Da quell’esperimento al 1970 passarono ancora parecchi anni, prima che il voto alle donne ticinesi diventasse realtà.
«I dati, in tal senso, sono rivelatori: la prima votazione popolare svolta in Ticino per l'attribuzione dei diritti politici alle donne risale al 3 novembre 1946 e raccolse solo il 22,8% di sì. Nel 1959 ci fu la prima votazione federale sul tema e il Ticino contò il 37,1% di voti a favore, contro il 33,1% registrato a livello nazionale. Il tasso di approvazione in Ticino superò il 48% nel 1966 e raggiunse il 63% il 19 ottobre 1969. Quando le donne ticinesi ottennero la possibilità di votare e fare politica a livello federale, il 7 febbraio 1971, la percentuale di favorevoli nel nostro Cantone toccò il 75,3%. Fu insomma una progressione continua, che veicolava una tendenza ben precisa».

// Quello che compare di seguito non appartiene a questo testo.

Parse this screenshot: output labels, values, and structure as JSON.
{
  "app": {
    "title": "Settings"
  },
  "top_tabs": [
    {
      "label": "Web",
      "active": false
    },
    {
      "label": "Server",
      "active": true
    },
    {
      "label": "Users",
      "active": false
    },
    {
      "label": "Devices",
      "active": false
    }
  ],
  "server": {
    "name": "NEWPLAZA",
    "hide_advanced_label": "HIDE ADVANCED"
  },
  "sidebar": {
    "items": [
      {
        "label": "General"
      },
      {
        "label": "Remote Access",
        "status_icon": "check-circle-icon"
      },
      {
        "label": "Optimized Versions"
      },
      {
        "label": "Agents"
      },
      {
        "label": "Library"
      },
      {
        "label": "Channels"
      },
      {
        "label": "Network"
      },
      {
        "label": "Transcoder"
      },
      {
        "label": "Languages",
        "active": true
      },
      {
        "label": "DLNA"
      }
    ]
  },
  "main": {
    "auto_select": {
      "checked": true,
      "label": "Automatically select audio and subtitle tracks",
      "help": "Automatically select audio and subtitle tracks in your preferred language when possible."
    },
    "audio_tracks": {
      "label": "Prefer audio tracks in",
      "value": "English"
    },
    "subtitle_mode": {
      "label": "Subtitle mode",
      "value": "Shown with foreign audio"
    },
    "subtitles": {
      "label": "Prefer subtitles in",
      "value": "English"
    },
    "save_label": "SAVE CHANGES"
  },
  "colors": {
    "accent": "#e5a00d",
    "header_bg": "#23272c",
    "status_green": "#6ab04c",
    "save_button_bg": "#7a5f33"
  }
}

Pensando al clima di quegli anni, quali differenze saltano immediatamente agli occhi del lettore del XXI secolo?
«Oggi ci sorprende sicuramente la scelta delle parole utilizzate durante le campagne sul voto femminile, in particolare per i toni evocativi, a tratti apocalittici, scelti dal fronte del “no”. Ricordo in particolare il testo di un'inserzione a pagamento trovata su un quotidiano ticinese del 1946: "Elettore ticinese! Vuoi nel tuo Cantone una gioventù rovinata? Vuoi un maggior numero di spostati, di malati di mente? Vuoi rovinare la famiglia ticinese e la tua patria? NO, NO e NO. Vota NO e non obbligare la donna a disertare la casa. La donna è l'anima e il cuore della nazione, se rimane nella famiglia"". È stato quindi molto interessante verificare come, a partire dal 1946, la sensibilità dell’elettorato (maschile) sia via via cambiata, sulla spinta dei partiti che erano tutti a favore dell’allargamento dei diritti politici».